How can I live on purpose?
May 07, 2024In 2000 when I published a book called Convergence: Integrating Your Calling, Career, Community and Creativity, some readers had an interesting response. “I would do it if I knew what my calling was." I used to spend hours discussing their history, passions, hopes and special instructions they thought they had about life. I asked, "What makes you mad, what makes you sad, what makes you glad, what makes you rad?"
Ocassionally I even talked with people knew what to do but didn't want to do it, so they claimed “I don’t know my purpose.”
Perhaps I have grown impatient with these conversations because nowadays I say, “I can tell you your calling in a sentence: You are called to work.” We are designed to work for God and with God even though his name is not on the paycheck. 100% of us are called to work. Since work is worship and business is ministry and we are called to work, statistically most of us are called to business. It is in the marketplace that life-purpose grows legs.
We have mistakenly placed Calling and Purpose in the same category as leisure, self-care and bucket lists. Decades are therefore wasted as millions hope to live their purpose once they retire or after their kids leave home. (By then you have lots of wisdom, maybe a good retirement package, but the energy of a sloth.)

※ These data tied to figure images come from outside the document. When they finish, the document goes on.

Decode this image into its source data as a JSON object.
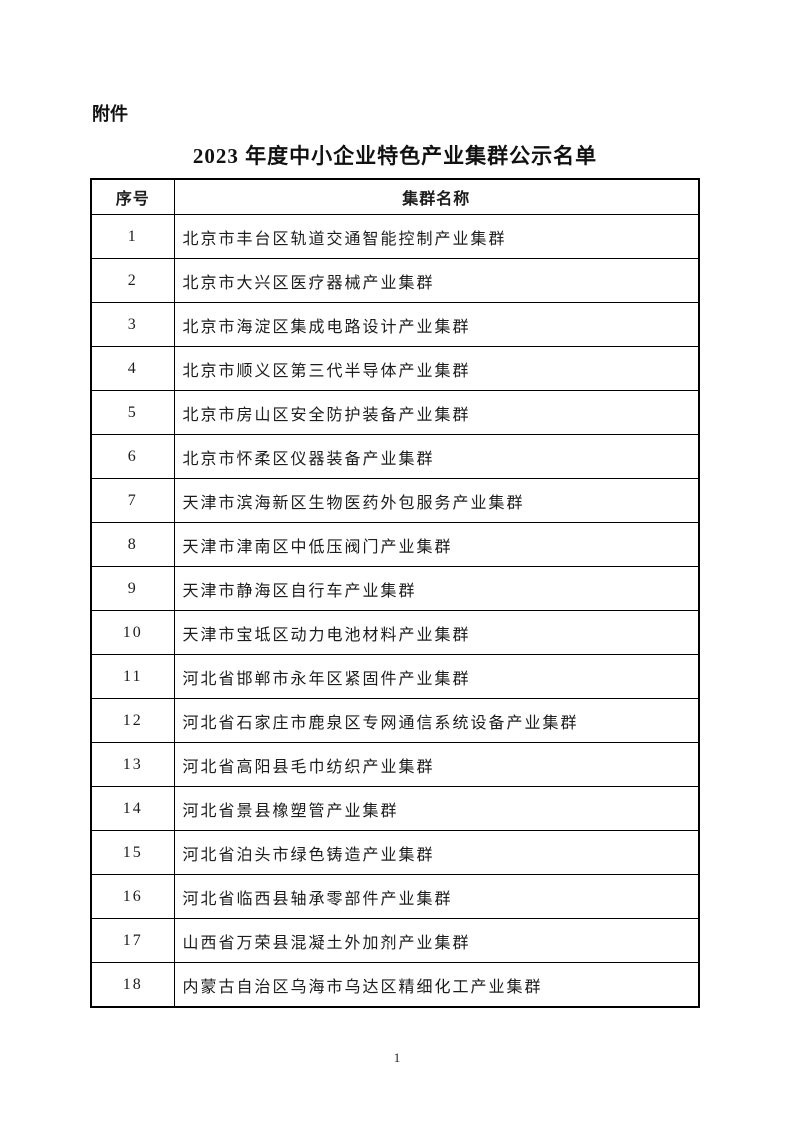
{
  "document": {
    "attachment_label": "附件",
    "title": "2023 年度中小企业特色产业集群公示名单",
    "page_number": "1"
  },
  "table": {
    "headers": {
      "index": "序号",
      "name": "集群名称"
    },
    "rows": [
      {
        "no": "1",
        "name": "北京市丰台区轨道交通智能控制产业集群"
      },
      {
        "no": "2",
        "name": "北京市大兴区医疗器械产业集群"
      },
      {
        "no": "3",
        "name": "北京市海淀区集成电路设计产业集群"
      },
      {
        "no": "4",
        "name": "北京市顺义区第三代半导体产业集群"
      },
      {
        "no": "5",
        "name": "北京市房山区安全防护装备产业集群"
      },
      {
        "no": "6",
        "name": "北京市怀柔区仪器装备产业集群"
      },
      {
        "no": "7",
        "name": "天津市滨海新区生物医药外包服务产业集群"
      },
      {
        "no": "8",
        "name": "天津市津南区中低压阀门产业集群"
      },
      {
        "no": "9",
        "name": "天津市静海区自行车产业集群"
      },
      {
        "no": "10",
        "name": "天津市宝坻区动力电池材料产业集群"
      },
      {
        "no": "11",
        "name": "河北省邯郸市永年区紧固件产业集群"
      },
      {
        "no": "12",
        "name": "河北省石家庄市鹿泉区专网通信系统设备产业集群"
      },
      {
        "no": "13",
        "name": "河北省高阳县毛巾纺织产业集群"
      },
      {
        "no": "14",
        "name": "河北省景县橡塑管产业集群"
      },
      {
        "no": "15",
        "name": "河北省泊头市绿色铸造产业集群"
      },
      {
        "no": "16",
        "name": "河北省临西县轴承零部件产业集群"
      },
      {
        "no": "17",
        "name": "山西省万荣县混凝土外加剂产业集群"
      },
      {
        "no": "18",
        "name": "内蒙古自治区乌海市乌达区精细化工产业集群"
      }
    ]
  },
  "colors": {
    "background": "#ffffff",
    "text": "#1a1a1a",
    "border": "#000000"
  }
}
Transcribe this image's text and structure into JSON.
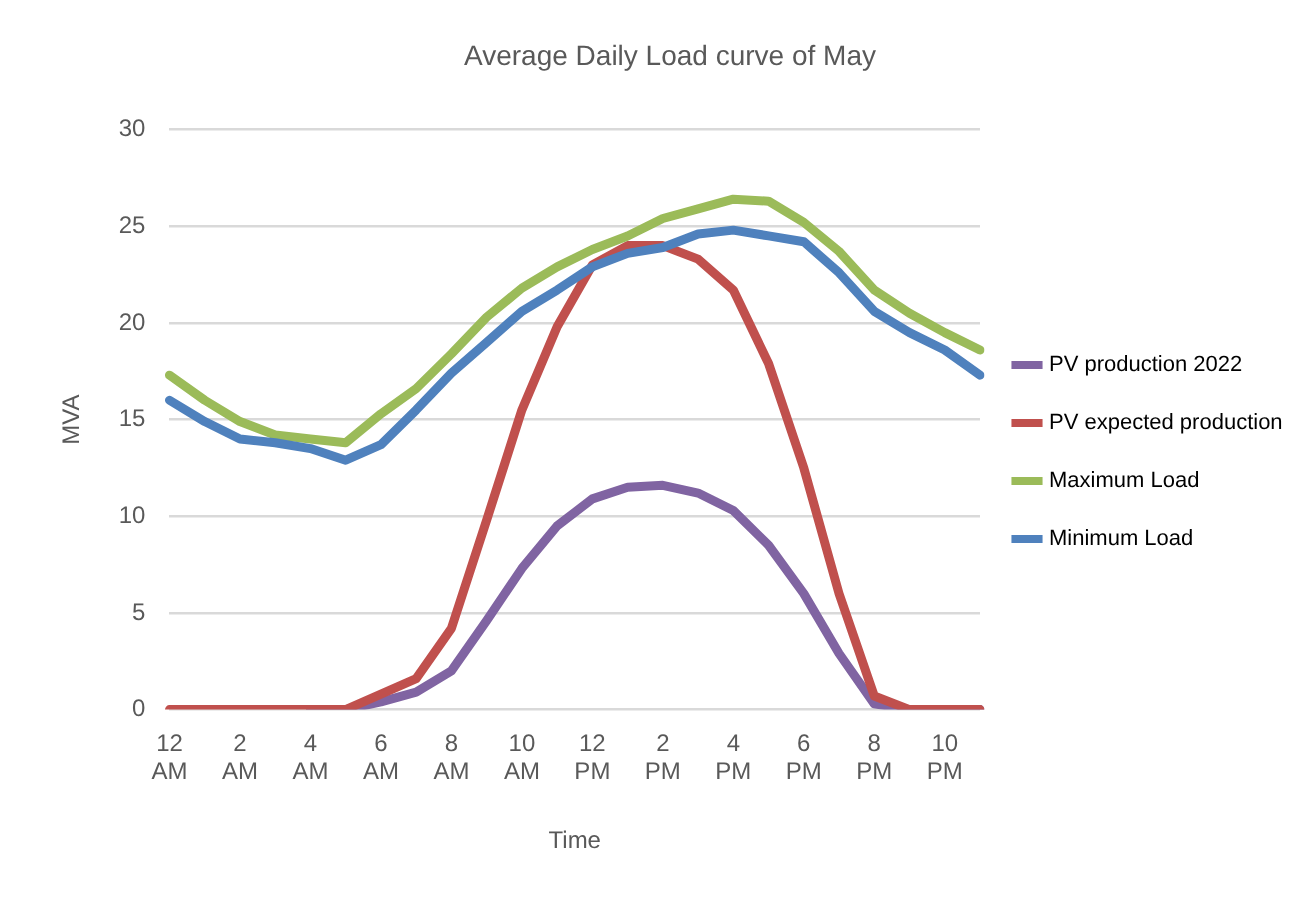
{
  "chart_data": {
    "type": "line",
    "title": "Average Daily Load curve of May",
    "xlabel": "Time",
    "ylabel": "MVA",
    "categories": [
      "12 AM",
      null,
      "2 AM",
      null,
      "4 AM",
      null,
      "6 AM",
      null,
      "8 AM",
      null,
      "10 AM",
      null,
      "12 PM",
      null,
      "2 PM",
      null,
      "4 PM",
      null,
      "6 PM",
      null,
      "8 PM",
      null,
      "10 PM",
      null
    ],
    "series": [
      {
        "name": "PV production 2022",
        "color": "#8064a2",
        "values": [
          null,
          null,
          null,
          null,
          0,
          0,
          0.4,
          0.9,
          2.0,
          4.6,
          7.3,
          9.5,
          10.9,
          11.5,
          11.6,
          11.2,
          10.3,
          8.5,
          6.0,
          2.9,
          0.3,
          0,
          0,
          0
        ]
      },
      {
        "name": "PV expected production",
        "color": "#c0504d",
        "values": [
          0,
          0,
          0,
          0,
          0,
          0,
          0.8,
          1.6,
          4.2,
          9.8,
          15.5,
          19.8,
          23.0,
          24.0,
          24.0,
          23.3,
          21.7,
          17.9,
          12.5,
          6.0,
          0.7,
          0,
          0,
          0
        ]
      },
      {
        "name": "Maximum Load",
        "color": "#9bbb59",
        "values": [
          17.3,
          16.0,
          14.9,
          14.2,
          14.0,
          13.8,
          15.3,
          16.6,
          18.4,
          20.3,
          21.8,
          22.9,
          23.8,
          24.5,
          25.4,
          25.9,
          26.4,
          26.3,
          25.2,
          23.7,
          21.7,
          20.5,
          19.5,
          18.6
        ]
      },
      {
        "name": "Minimum Load",
        "color": "#4f81bd",
        "values": [
          16.0,
          14.9,
          14.0,
          13.8,
          13.5,
          12.9,
          13.7,
          15.5,
          17.4,
          19.0,
          20.6,
          21.7,
          22.9,
          23.6,
          23.9,
          24.6,
          24.8,
          24.5,
          24.2,
          22.6,
          20.6,
          19.5,
          18.6,
          17.3
        ]
      }
    ],
    "ylim": [
      0,
      30
    ],
    "yticks": [
      0,
      5,
      10,
      15,
      20,
      25,
      30
    ],
    "grid": "y",
    "legend": "right",
    "marker": "none",
    "line_style": "solid"
  }
}
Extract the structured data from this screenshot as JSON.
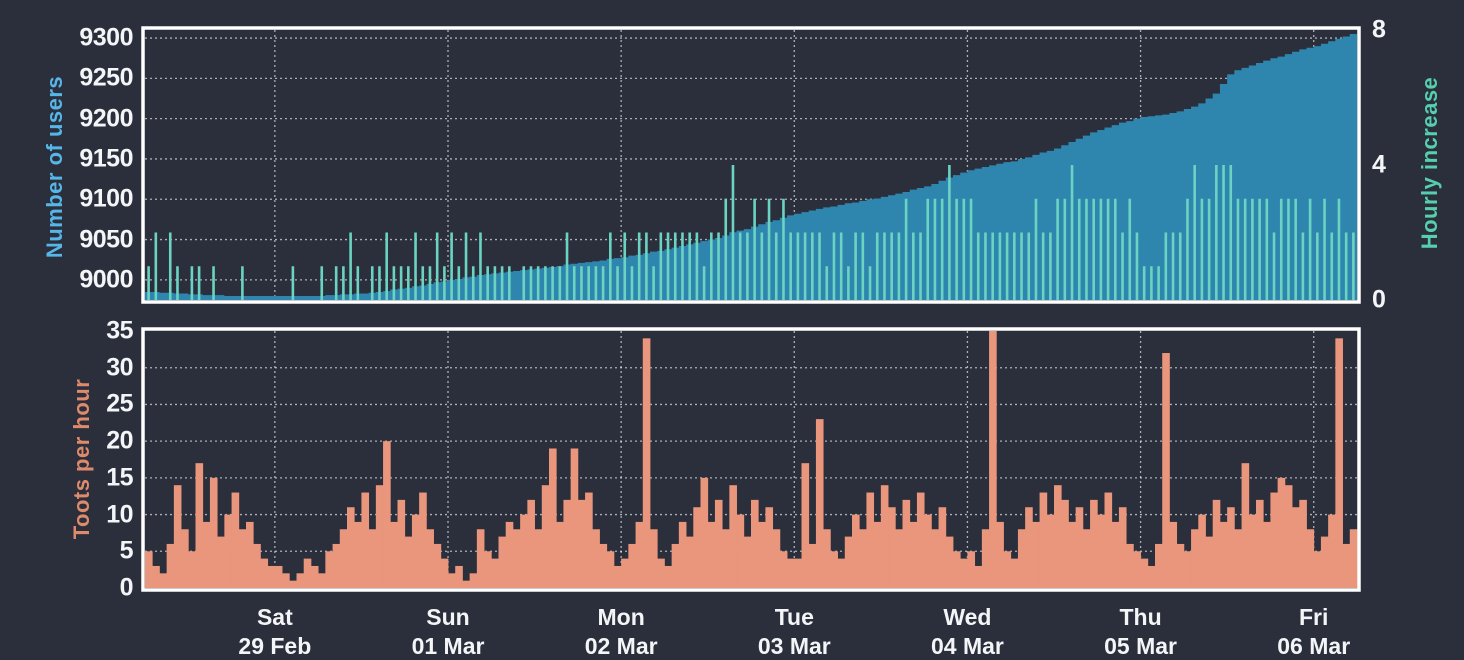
{
  "colors": {
    "background": "#2b2f3c",
    "plot_border": "#ffffff",
    "gridline": "rgba(255,255,255,0.62)",
    "tick_text": "#f4f5f7",
    "users_fill": "#2e86ae",
    "increase_bar": "#6bd3c2",
    "toots_bar": "#e9967c",
    "users_title": "#56b6e8",
    "increase_title": "#55cfad",
    "toots_title": "#de8a6b"
  },
  "x_axis": {
    "points_per_series": 168,
    "day_tick_hours": [
      18,
      42,
      66,
      90,
      114,
      138,
      162
    ],
    "tick_labels": [
      {
        "day": "Sat",
        "date": "29 Feb"
      },
      {
        "day": "Sun",
        "date": "01 Mar"
      },
      {
        "day": "Mon",
        "date": "02 Mar"
      },
      {
        "day": "Tue",
        "date": "03 Mar"
      },
      {
        "day": "Wed",
        "date": "04 Mar"
      },
      {
        "day": "Thu",
        "date": "05 Mar"
      },
      {
        "day": "Fri",
        "date": "06 Mar"
      }
    ]
  },
  "chart_data": [
    {
      "type": "area",
      "title": "",
      "legend": "none",
      "grid": true,
      "left_axis": {
        "label": "Number of users",
        "ticks": [
          9300,
          9250,
          9200,
          9150,
          9100,
          9050,
          9000
        ],
        "range": [
          8975,
          9310
        ]
      },
      "right_axis": {
        "label": "Hourly increase",
        "ticks": [
          8,
          4,
          0
        ],
        "range": [
          0,
          8
        ]
      },
      "series": [
        {
          "name": "Number of users",
          "type": "area",
          "axis": "left",
          "values": [
            8985,
            8985,
            8984,
            8984,
            8983,
            8983,
            8982,
            8982,
            8981,
            8981,
            8981,
            8980,
            8980,
            8980,
            8980,
            8980,
            8980,
            8980,
            8980,
            8980,
            8980,
            8980,
            8980,
            8980,
            8980,
            8981,
            8981,
            8982,
            8982,
            8983,
            8983,
            8984,
            8985,
            8986,
            8988,
            8989,
            8990,
            8992,
            8993,
            8995,
            8997,
            8998,
            9000,
            9001,
            9003,
            9004,
            9006,
            9007,
            9008,
            9009,
            9010,
            9011,
            9012,
            9013,
            9014,
            9015,
            9016,
            9017,
            9019,
            9020,
            9021,
            9022,
            9023,
            9024,
            9026,
            9027,
            9028,
            9030,
            9031,
            9033,
            9035,
            9036,
            9038,
            9040,
            9042,
            9044,
            9046,
            9048,
            9050,
            9052,
            9055,
            9059,
            9061,
            9063,
            9066,
            9069,
            9072,
            9074,
            9077,
            9080,
            9082,
            9084,
            9086,
            9088,
            9090,
            9091,
            9093,
            9095,
            9096,
            9098,
            9100,
            9101,
            9103,
            9105,
            9107,
            9109,
            9112,
            9114,
            9116,
            9119,
            9123,
            9127,
            9130,
            9133,
            9136,
            9138,
            9140,
            9142,
            9144,
            9146,
            9147,
            9150,
            9152,
            9155,
            9158,
            9160,
            9163,
            9167,
            9171,
            9175,
            9179,
            9183,
            9186,
            9189,
            9192,
            9195,
            9197,
            9200,
            9202,
            9203,
            9204,
            9205,
            9207,
            9209,
            9212,
            9215,
            9219,
            9225,
            9231,
            9243,
            9255,
            9260,
            9263,
            9266,
            9269,
            9272,
            9275,
            9277,
            9280,
            9283,
            9286,
            9288,
            9290,
            9293,
            9296,
            9299,
            9302,
            9305
          ]
        },
        {
          "name": "Hourly increase",
          "type": "bar",
          "axis": "right",
          "values": [
            1,
            2,
            0,
            2,
            1,
            0,
            1,
            1,
            0,
            1,
            0,
            0,
            0,
            1,
            0,
            0,
            0,
            0,
            0,
            0,
            1,
            0,
            0,
            0,
            1,
            0,
            1,
            1,
            2,
            1,
            0,
            1,
            1,
            2,
            1,
            1,
            1,
            2,
            1,
            1,
            2,
            1,
            2,
            1,
            2,
            1,
            2,
            1,
            1,
            1,
            1,
            0,
            1,
            1,
            1,
            1,
            1,
            1,
            2,
            1,
            1,
            1,
            1,
            1,
            2,
            1,
            2,
            1,
            2,
            2,
            1,
            2,
            2,
            2,
            2,
            2,
            2,
            1,
            2,
            2,
            3,
            4,
            2,
            2,
            3,
            2,
            3,
            2,
            3,
            2,
            2,
            2,
            2,
            2,
            1,
            2,
            2,
            1,
            2,
            2,
            1,
            2,
            2,
            2,
            2,
            3,
            2,
            2,
            3,
            3,
            3,
            4,
            3,
            3,
            3,
            2,
            2,
            2,
            2,
            2,
            2,
            2,
            2,
            3,
            2,
            2,
            3,
            3,
            4,
            3,
            3,
            3,
            3,
            3,
            3,
            2,
            3,
            2,
            1,
            1,
            1,
            2,
            2,
            2,
            3,
            4,
            3,
            3,
            4,
            4,
            4,
            3,
            3,
            3,
            3,
            3,
            2,
            3,
            3,
            3,
            2,
            3,
            2,
            3,
            2,
            3,
            2,
            2
          ]
        }
      ]
    },
    {
      "type": "bar",
      "title": "",
      "legend": "none",
      "grid": true,
      "left_axis": {
        "label": "Toots per hour",
        "ticks": [
          35,
          30,
          25,
          20,
          15,
          10,
          5,
          0
        ],
        "range": [
          0,
          35
        ]
      },
      "series": [
        {
          "name": "Toots per hour",
          "type": "bar",
          "axis": "left",
          "values": [
            5,
            3,
            2,
            6,
            14,
            8,
            5,
            17,
            9,
            15,
            7,
            10,
            13,
            8,
            9,
            6,
            4,
            3,
            3,
            2,
            1,
            2,
            4,
            3,
            2,
            5,
            6,
            8,
            11,
            9,
            13,
            8,
            14,
            20,
            9,
            12,
            7,
            10,
            13,
            8,
            6,
            4,
            2,
            3,
            1,
            2,
            8,
            5,
            4,
            7,
            9,
            8,
            10,
            12,
            8,
            14,
            19,
            9,
            12,
            19,
            12,
            13,
            8,
            6,
            5,
            3,
            4,
            6,
            9,
            34,
            8,
            4,
            3,
            6,
            9,
            7,
            11,
            15,
            9,
            12,
            8,
            14,
            10,
            7,
            12,
            9,
            11,
            8,
            5,
            4,
            4,
            17,
            6,
            23,
            8,
            5,
            4,
            7,
            10,
            8,
            13,
            9,
            14,
            11,
            8,
            12,
            9,
            13,
            10,
            8,
            11,
            7,
            5,
            4,
            5,
            3,
            8,
            35,
            9,
            5,
            4,
            8,
            11,
            9,
            13,
            10,
            14,
            12,
            9,
            11,
            8,
            12,
            10,
            13,
            9,
            11,
            6,
            5,
            4,
            3,
            6,
            32,
            9,
            6,
            5,
            8,
            10,
            7,
            12,
            9,
            11,
            8,
            17,
            10,
            12,
            9,
            13,
            15,
            14,
            11,
            12,
            8,
            5,
            7,
            10,
            34,
            6,
            8
          ]
        }
      ]
    }
  ]
}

In Convergence, we explore personal purpose and calling lived out through integration. In a business (which also should have a calling) we explore how to get your business into God’s business... repurposing your business. Then we try to help you figure out how to align the entire organization behind its right purpose. Living on Purpose is not having a "vision, mission" or even "purpose statement": it means, having drafted a purpose statement, doing the hard yards to work that into every cell of the organization.